Grandes empresas de informática, como a IBM e a Microsoft, e prestigiados laboratórios de investigação estão empenhados num projecto internacional de computação conhecido por grelha, com vista a transportar o poder dos supercomputadores aos cibernautas comuns.



Num artigo apresentado ontem na conferência Global Grid Forum em Toronto, quatro cientistas informáticos estabeleceram um plano para juntar a tecnologia de grade para computação distribuída com os novos serviços Web, um conjunto de protocolos técnicos - como o XML, SOAP, WDSL e UDDI - que as grandes companhias de computadores estão a desenvolver para disponibilizar uma série de novas soluções para a Internet. Estes padrões servem para descrever, identificar e comunicar dados através da Web.



Intitulado "A Fisiologia da Grelha: uma Arquitectura Aberta de Serviços em Grelha para a Integração Distribuída de Sistemas", o documento explicou como é que se poderiam desenvolver aplicações para serviços Web que possam prosperar no ambiente de computação distribuída da grelha.
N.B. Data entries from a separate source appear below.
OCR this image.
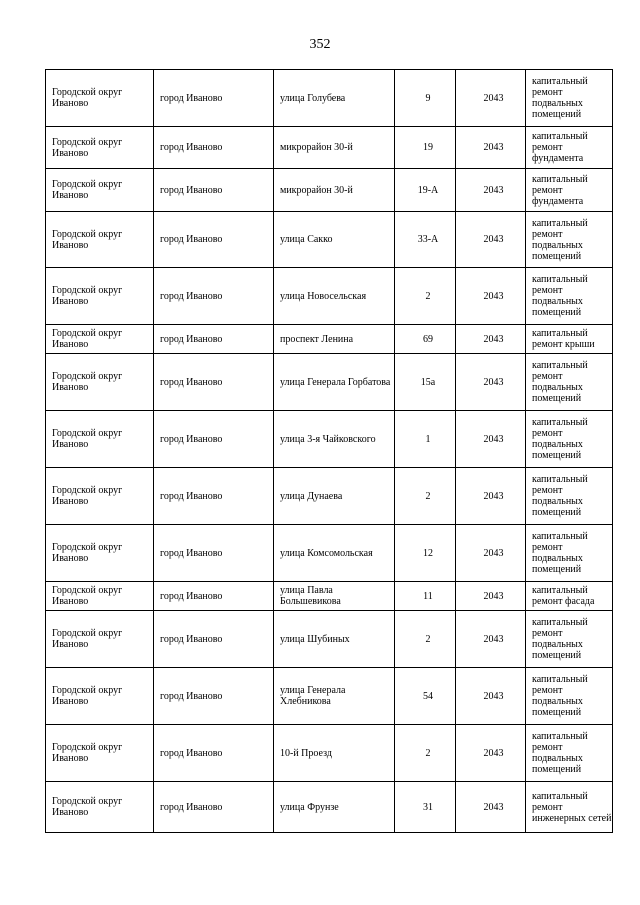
352
Городской округ Иваново	город Иваново	улица Голубева	9	2043	капитальный ремонт подвальных помещений
Городской округ Иваново	город Иваново	микрорайон 30-й	19	2043	капитальный ремонт фундамента
Городской округ Иваново	город Иваново	микрорайон 30-й	19-А	2043	капитальный ремонт фундамента
Городской округ Иваново	город Иваново	улица Сакко	33-А	2043	капитальный ремонт подвальных помещений
Городской округ Иваново	город Иваново	улица Новосельская	2	2043	капитальный ремонт подвальных помещений
Городской округ Иваново	город Иваново	проспект Ленина	69	2043	капитальный ремонт крыши
Городской округ Иваново	город Иваново	улица Генерала Горбатова	15а	2043	капитальный ремонт подвальных помещений
Городской округ Иваново	город Иваново	улица 3-я Чайковского	1	2043	капитальный ремонт подвальных помещений
Городской округ Иваново	город Иваново	улица Дунаева	2	2043	капитальный ремонт подвальных помещений
Городской округ Иваново	город Иваново	улица Комсомольская	12	2043	капитальный ремонт подвальных помещений
Городской округ Иваново	город Иваново	улица Павла Большевикова	11	2043	капитальный ремонт фасада
Городской округ Иваново	город Иваново	улица Шубиных	2	2043	капитальный ремонт подвальных помещений
Городской округ Иваново	город Иваново	улица Генерала Хлебникова	54	2043	капитальный ремонт подвальных помещений
Городской округ Иваново	город Иваново	10-й Проезд	2	2043	капитальный ремонт подвальных помещений
Городской округ Иваново	город Иваново	улица Фрунзе	31	2043	капитальный ремонт инженерных сетей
O artigo foi elaborado em conjunto por Ian Foster, um cientista sénior do Laboratório Nacional Argonne, em Chicago e director do projecto Globus - entidade que organizou a conferência -, Carl Kesselman - também responsável por esse laboratório, sendo ao mesmo tempo director do Centro para Tecnologias em Grelha no Instituto de Ciências da Informação da Universidade da Califórnia do Sul -, Jeffrey M. Nick, um investigador da IBM e Steven Turkle, um cientista do Laboratório Argonne.



Prevê-se que a IBM e a Microsoft, para além de três outras companhias especializadas - a Platform Computing, Entropia e Avaki, anunciem o seu apoio à arquitectura em grelha para integrar serviços Web.



A tecnologia de grelha tem vindo nos últimos anos a crescer em grande parte nos centros de supercomputação dos governos e laboratórios universitários dos países mais industrializados do mundo. Este conceito de grelha - enquanto poder informático semelhante ao de um electrodoméstico, disponível em qualquer lado e em qualquer altura surgiu pela primeira vez nos anos 50.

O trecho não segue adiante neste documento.